Os diferentes prismas de análise da compra e venda

Há alguns anos, acompanhamos a operação de aquisição de uma empresa brasileira, produtora de equipamentos médicos, alvo de uma concorrente multinacional que não detinha planta produtiva no Brasil. Cerca de um ano antes da concretização da operação, o fundador da empresa brasileira contratou o valuation a uma consultoria renomada, que aplicou a metodologia de fluxo de caixa descontado, como recomendam as boas práticas. Pelas condições de mercado e da própria empresa à época da análise, o resultado da valoração do negócio foi algo em torno de 6,5 vezes o EBITDA. Nada excepcional, mas um bom número.

Passados alguns meses, a ANVISA, órgão regulador do setor, editou uma resolução que dificultava sobremaneira a importação de produtos concorrentes, fazendo com que as multinacionais que traziam seus produtos de plantas, fora do Brasil, passassem a analisar seriamente a possibilidade de iniciar suas operações fabris localmente. Como consequência, bateram à porta da tal empresa que havia sido avaliada e lhes propuseram a aquisição por múltiplos da ordem de 20 vezes o EBITDA, antes mesmo que o empresário dissesse quanto esperava receber pelo seu ativo.

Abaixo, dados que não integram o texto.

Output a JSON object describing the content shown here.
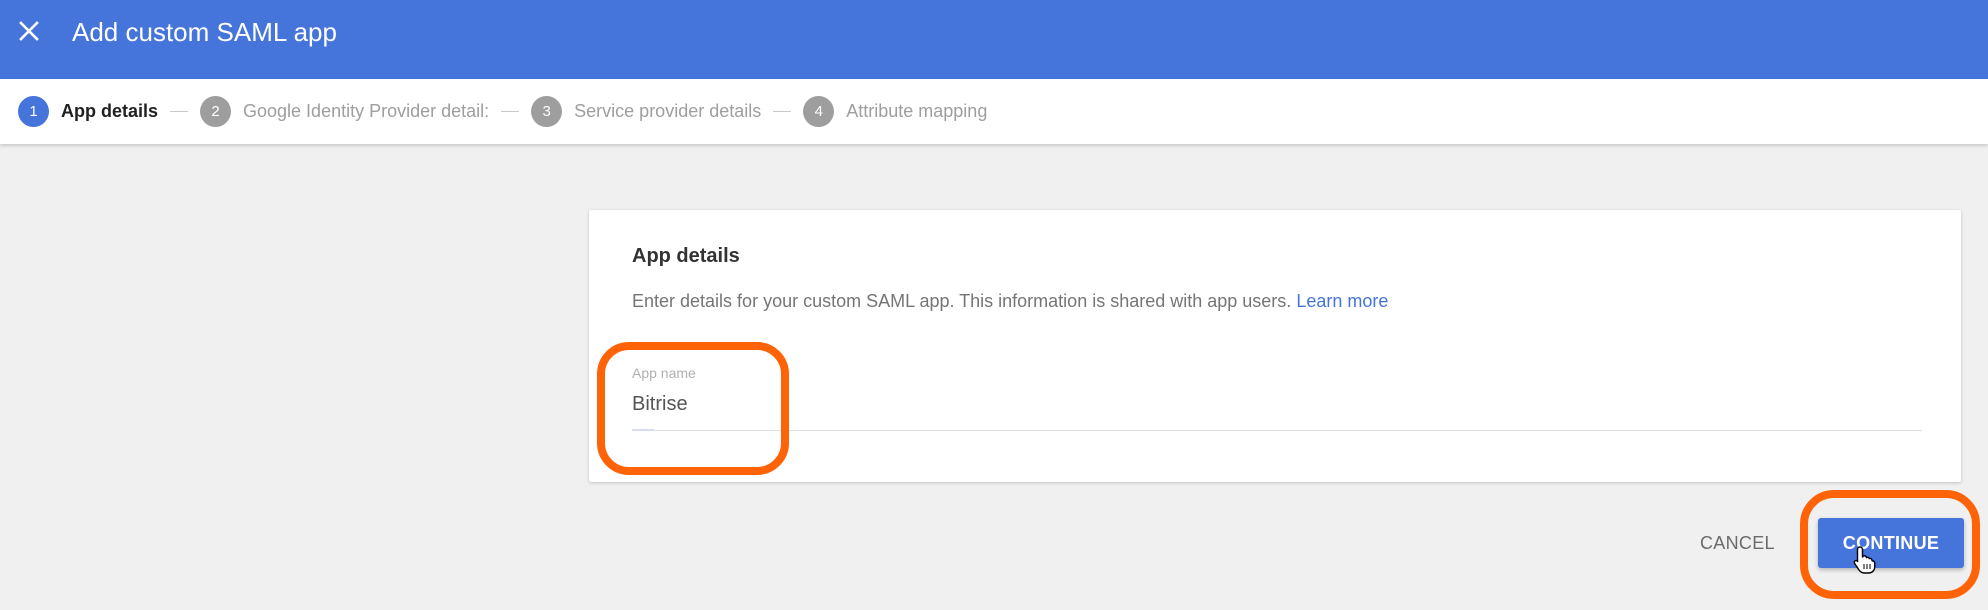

O caso ilustra bem o desafio da valoração dos negócios. A percepção de valor da companhia multinacional foi definida por um cálculo que não tinha nada a ver com a capacidade de geração de caixa operacional da empresa-alvo, mas sim, pelo cálculo de quanto ela, a empresa adquirente, deixaria de auferir de ganhos, caso ela não se enquadrasse na posição de produtora nacional, em atendimento à nova regulação emitida pela ANVISA. Assim, era vantajoso pagar um múltiplo exorbitante pela fabricante nacional e seguir explorando fortemente o mercado brasileiro a partir de sua planta local.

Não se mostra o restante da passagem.